Samedi 17 septembre

M. boude. M. frise le nez pendant que ses camarades de 3ème Dalek sont au boulot. M. refuse mon aide et grogne, assez distinctement pour que je puisse l’entendre, mais pas assez pour que je puisse le reprocher.

“Pourquoi on n’a pas Mme M. cette année ? Elle au moins, elle comprenait les adolescents !”

Phrase que j’entends depuis neuf ans que j’enseigne à présent. Et qui m’atteint comme un enseignant stagiaire. “Pourquoi on n’a pas Mme M. ? On la préférait.”

Les mômes d’Ylisse sont des monstres d’affect, toute personne passant plus de deux semaines en leur compagnie le comprend. Même s’ils sont infoutus de se rappeler les définitions d’ “épopée” et “lyrisme”, ils en intègrent les grands principes dans leur vie scolaire.
Même les élèves les plus perdus dans leur parcours scolaire ont soif de cette légende. Appartenir à une classe, que ce soit pour s’y intégrer ou s’y opposer, s’y forger sa légende.

Légende dans laquelle, bien entendu, le prof figure en bonne place. 

Aussi difficile que soient leurs rapports avec un enseignant, les gamins d’Ylisse investiront toujours les profs qu’ils ont eu les années précédentes d’une dimension quasi-mythologique. On me l’avait dit à mon arrivée et je le répète souvent aux nouveaux collègues ‘Tu vas voir, dès la deuxième année, ton statut change totalement dans le collège.”
Les élèves d’Ylisse perpétuellement en recherche de figures tutélaires. Qui vivent chaque mutation d’un enseignant comme un abandon, un déchirement avec orage sur la lande et violons. Pourquoi partent-ils tous ? Qu’ont-ils fait de mal ? La simple idée que tout le monde ne se voit pas passer sa vie à bosser dans le même bahut leur paraît inconcevable.

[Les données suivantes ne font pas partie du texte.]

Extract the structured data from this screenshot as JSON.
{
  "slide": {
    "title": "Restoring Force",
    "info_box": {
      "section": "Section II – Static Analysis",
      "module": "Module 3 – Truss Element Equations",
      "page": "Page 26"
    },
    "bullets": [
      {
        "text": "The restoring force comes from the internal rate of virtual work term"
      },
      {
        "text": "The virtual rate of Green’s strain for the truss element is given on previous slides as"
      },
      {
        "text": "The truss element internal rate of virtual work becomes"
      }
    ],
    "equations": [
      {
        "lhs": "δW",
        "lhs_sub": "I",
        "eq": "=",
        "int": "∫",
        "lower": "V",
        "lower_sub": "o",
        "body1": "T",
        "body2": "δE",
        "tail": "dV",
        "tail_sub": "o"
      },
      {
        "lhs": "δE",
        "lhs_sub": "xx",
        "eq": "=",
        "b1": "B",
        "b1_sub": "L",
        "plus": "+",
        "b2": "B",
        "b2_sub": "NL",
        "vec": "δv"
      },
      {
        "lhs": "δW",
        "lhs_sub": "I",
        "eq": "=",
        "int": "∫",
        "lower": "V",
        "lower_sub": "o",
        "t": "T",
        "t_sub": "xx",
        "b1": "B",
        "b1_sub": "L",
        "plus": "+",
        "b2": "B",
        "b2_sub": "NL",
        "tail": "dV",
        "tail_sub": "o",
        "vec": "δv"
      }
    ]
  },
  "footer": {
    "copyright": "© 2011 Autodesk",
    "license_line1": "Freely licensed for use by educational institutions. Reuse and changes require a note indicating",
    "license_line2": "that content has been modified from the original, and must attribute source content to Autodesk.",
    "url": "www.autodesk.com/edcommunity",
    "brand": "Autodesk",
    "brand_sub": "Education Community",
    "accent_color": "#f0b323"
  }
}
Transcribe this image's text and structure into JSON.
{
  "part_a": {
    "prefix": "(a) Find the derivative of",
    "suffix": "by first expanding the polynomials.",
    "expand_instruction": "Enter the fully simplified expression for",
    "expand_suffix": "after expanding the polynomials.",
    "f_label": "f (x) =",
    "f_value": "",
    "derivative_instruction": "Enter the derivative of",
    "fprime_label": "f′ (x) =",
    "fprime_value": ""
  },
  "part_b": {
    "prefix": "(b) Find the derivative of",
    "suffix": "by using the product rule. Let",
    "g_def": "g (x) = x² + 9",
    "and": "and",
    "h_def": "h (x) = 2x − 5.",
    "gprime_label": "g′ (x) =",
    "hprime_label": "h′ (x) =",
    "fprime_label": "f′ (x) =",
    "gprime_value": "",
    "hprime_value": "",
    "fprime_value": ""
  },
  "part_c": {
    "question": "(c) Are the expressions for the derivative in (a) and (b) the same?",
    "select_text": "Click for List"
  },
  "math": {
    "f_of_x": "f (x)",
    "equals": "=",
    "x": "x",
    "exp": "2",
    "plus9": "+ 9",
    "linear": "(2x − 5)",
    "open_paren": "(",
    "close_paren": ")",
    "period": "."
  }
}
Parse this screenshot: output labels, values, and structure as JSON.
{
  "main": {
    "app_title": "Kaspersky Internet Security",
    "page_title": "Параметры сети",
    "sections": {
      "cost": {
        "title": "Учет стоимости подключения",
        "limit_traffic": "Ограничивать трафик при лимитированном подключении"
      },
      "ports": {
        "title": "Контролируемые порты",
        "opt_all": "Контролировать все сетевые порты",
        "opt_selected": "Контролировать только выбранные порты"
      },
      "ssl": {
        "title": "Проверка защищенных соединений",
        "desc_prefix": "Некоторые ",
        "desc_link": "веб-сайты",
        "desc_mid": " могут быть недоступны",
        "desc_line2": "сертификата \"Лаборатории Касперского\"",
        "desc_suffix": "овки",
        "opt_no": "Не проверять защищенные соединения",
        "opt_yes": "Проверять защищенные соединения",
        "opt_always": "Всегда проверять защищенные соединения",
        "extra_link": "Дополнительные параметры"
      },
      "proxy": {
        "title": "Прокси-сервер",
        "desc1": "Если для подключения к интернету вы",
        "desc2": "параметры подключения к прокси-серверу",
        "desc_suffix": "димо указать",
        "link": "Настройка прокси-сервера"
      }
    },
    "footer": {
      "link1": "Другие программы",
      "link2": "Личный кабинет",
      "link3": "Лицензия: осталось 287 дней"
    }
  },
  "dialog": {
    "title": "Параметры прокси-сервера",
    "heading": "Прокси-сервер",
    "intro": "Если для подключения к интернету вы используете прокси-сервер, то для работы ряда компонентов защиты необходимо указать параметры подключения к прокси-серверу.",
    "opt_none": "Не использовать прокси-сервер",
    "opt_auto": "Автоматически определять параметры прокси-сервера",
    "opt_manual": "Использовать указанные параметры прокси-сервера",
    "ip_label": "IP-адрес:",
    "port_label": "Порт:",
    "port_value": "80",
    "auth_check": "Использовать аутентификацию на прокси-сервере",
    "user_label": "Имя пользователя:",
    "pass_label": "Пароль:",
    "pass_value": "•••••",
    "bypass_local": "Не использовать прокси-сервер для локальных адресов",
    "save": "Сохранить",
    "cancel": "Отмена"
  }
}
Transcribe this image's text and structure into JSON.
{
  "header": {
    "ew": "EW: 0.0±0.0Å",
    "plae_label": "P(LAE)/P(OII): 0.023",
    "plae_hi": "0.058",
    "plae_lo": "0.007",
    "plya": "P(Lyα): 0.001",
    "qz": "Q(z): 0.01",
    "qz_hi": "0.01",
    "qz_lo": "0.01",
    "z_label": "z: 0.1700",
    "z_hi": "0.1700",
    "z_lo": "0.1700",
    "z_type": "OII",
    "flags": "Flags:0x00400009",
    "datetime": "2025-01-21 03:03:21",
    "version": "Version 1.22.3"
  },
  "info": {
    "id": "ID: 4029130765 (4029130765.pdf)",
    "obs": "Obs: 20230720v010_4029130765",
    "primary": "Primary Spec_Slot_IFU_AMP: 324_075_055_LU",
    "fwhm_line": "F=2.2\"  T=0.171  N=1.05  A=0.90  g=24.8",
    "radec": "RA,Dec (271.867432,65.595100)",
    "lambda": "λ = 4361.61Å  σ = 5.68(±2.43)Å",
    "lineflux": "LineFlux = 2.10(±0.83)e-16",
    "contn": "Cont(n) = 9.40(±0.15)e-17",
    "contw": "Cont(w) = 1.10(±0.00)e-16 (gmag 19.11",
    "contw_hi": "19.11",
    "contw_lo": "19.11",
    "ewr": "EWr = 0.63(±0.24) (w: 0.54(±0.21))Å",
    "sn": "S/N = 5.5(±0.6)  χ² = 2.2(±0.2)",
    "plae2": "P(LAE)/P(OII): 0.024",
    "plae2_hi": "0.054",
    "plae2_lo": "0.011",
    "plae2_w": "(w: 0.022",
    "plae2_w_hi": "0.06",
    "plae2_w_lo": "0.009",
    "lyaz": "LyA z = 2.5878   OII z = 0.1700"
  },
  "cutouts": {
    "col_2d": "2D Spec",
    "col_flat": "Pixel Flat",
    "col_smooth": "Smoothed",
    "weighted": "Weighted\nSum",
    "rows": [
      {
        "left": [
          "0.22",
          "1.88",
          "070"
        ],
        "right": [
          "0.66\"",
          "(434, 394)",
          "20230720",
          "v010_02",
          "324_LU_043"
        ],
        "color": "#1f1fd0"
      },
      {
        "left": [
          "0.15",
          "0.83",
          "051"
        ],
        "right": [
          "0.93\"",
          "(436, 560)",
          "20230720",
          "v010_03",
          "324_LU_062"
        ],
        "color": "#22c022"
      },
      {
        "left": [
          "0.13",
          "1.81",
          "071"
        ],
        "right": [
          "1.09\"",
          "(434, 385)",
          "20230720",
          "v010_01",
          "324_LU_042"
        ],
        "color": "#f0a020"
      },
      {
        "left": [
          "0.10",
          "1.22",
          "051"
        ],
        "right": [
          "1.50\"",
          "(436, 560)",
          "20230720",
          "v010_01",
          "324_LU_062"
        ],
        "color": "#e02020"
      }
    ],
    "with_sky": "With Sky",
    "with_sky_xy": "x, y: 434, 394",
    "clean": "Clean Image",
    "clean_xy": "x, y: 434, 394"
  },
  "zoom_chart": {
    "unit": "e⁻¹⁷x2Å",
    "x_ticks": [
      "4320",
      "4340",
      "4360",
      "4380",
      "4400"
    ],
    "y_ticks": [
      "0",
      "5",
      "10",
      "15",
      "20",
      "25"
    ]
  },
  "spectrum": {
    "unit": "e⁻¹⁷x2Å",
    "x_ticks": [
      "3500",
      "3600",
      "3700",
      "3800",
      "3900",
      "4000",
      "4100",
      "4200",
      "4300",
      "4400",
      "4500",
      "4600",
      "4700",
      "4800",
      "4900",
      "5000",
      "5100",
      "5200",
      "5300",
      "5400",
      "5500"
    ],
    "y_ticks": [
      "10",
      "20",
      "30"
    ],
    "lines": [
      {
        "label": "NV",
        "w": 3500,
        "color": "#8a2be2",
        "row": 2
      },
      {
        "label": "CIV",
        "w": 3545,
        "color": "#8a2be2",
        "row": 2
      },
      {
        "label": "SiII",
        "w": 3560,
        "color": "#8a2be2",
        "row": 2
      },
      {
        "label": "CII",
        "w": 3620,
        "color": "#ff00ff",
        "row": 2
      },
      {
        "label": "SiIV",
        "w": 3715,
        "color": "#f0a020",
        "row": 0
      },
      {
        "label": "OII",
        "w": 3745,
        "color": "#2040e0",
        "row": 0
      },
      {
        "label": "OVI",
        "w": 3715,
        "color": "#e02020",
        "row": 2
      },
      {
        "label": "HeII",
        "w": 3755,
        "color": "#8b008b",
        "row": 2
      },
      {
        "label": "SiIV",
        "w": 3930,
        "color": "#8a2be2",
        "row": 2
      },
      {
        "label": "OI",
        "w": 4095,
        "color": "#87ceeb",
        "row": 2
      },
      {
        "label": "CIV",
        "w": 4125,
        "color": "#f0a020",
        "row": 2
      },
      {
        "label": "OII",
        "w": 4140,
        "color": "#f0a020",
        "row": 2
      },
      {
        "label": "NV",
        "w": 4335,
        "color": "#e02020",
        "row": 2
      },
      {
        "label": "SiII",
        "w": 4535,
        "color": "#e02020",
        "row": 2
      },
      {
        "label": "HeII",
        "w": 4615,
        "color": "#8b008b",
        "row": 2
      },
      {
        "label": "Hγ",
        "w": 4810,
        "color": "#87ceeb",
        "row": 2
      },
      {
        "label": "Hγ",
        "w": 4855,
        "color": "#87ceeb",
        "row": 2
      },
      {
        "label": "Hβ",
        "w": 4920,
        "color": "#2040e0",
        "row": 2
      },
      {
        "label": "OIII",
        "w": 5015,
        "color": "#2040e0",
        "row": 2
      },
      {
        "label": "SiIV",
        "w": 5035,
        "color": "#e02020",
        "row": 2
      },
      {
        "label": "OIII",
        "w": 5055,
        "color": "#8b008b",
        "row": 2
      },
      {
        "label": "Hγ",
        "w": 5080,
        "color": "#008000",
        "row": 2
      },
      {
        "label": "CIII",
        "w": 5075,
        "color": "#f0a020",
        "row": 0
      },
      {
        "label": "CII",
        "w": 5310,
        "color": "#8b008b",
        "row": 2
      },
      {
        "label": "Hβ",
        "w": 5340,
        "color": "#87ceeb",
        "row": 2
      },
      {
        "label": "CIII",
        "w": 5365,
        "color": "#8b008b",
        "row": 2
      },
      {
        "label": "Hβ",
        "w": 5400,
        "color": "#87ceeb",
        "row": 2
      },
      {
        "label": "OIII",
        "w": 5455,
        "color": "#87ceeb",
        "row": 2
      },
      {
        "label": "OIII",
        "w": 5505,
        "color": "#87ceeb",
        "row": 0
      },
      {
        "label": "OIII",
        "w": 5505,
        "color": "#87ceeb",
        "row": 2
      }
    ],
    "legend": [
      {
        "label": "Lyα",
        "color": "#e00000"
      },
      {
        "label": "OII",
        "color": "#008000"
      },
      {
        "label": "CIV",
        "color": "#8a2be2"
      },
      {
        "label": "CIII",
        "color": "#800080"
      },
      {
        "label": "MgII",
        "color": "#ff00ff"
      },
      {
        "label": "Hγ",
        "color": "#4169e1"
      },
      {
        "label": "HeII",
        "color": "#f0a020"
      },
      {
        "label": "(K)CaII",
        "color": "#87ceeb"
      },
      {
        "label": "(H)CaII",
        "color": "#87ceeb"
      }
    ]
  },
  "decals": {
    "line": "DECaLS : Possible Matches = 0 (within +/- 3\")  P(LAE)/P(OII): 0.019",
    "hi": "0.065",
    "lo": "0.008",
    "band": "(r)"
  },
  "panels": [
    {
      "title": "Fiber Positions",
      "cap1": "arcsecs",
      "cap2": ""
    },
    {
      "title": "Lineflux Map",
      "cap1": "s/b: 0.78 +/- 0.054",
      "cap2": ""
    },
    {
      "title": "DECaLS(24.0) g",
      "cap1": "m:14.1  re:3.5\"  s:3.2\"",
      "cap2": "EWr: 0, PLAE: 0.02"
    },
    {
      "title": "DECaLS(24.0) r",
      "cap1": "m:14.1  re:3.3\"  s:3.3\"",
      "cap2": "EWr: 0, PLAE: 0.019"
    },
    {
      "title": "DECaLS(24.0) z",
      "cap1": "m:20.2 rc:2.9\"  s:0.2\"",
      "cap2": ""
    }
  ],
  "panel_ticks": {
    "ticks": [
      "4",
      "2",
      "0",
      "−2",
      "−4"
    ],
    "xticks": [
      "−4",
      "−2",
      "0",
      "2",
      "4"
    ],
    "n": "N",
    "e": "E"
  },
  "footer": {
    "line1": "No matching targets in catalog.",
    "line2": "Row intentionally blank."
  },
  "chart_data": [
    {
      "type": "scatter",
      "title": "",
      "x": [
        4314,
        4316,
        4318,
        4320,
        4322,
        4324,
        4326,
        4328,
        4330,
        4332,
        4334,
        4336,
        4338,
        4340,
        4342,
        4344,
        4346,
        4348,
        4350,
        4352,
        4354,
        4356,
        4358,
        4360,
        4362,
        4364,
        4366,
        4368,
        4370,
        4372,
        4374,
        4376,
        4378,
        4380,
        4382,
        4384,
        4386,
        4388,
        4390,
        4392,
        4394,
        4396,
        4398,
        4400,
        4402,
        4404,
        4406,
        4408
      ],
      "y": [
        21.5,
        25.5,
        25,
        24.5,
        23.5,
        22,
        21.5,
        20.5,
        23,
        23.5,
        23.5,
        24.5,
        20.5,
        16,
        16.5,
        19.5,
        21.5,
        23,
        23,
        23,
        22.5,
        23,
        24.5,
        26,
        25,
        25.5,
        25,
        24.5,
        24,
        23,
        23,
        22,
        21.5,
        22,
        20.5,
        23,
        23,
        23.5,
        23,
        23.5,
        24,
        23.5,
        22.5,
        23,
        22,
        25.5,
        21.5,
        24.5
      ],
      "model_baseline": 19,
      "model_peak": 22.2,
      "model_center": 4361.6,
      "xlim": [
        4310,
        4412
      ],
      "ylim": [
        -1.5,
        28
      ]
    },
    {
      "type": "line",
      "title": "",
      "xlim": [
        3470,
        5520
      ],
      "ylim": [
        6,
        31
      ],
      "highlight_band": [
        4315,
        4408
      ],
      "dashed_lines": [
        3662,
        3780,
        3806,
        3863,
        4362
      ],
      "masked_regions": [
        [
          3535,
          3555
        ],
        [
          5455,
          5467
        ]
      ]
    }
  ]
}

Et c’est pourquoi M. me regarde d’un air dédaigneux ce jour-là. Je ne lui conviens pas. Elle est forte, la tentation, du lui demander pourquoi elle l’aimait tellement, Mme M. Et d’essayer, une fois la réponse obtenue – M. ne se ferait bien entendu pas prier – d’intégrer quelques éléments de gestion de classe de cette collègues dans mon cours.

Sauf que ce ne serait pas un service à lui rendre. Ni à ses camarades. Ni à moi.

Je me retourne vers M. 

“Qu’est-ce que vous ne comprenez pas avec l’activité ?
– Rien !
– Bien sûr que si. Vous ne seriez pas énervée sinon. 
– Je suis pas énervée, ça sert juste à rien, ce qu’on fait.”

Ah.

“Pourquoi ça ne sert à rien ?
– Je vous dis ! On l’a déjà fait l’année dernière.
– Vous avez raison, ce sont des révisions. Et clairement, vous maîtriser. Attendez, on va tenter ça.”

Je raye certaines consignes au crayon sur le papier, en rajoute d’autres. M. n’a pas l’air spécialement jouasse mais se plonge dans l’exercice. Elle n’en n’est pas moins morose. Mais elle apprend. L’accord du participe passé, qu’elle avait oublié, et à me connaître. Monsieur Samovar, avec qui il va falloir qu’elle fasse, qu’elle devra intégrer à son récit mythologique.

Écouter les chiards et l’immense tapisserie de leur parcours scolaire, ne jamais transiger sur ce qu’on leur demande, rester soi-même, quoi qu’il arrive.

Le défi délirant de chaque année scolaire.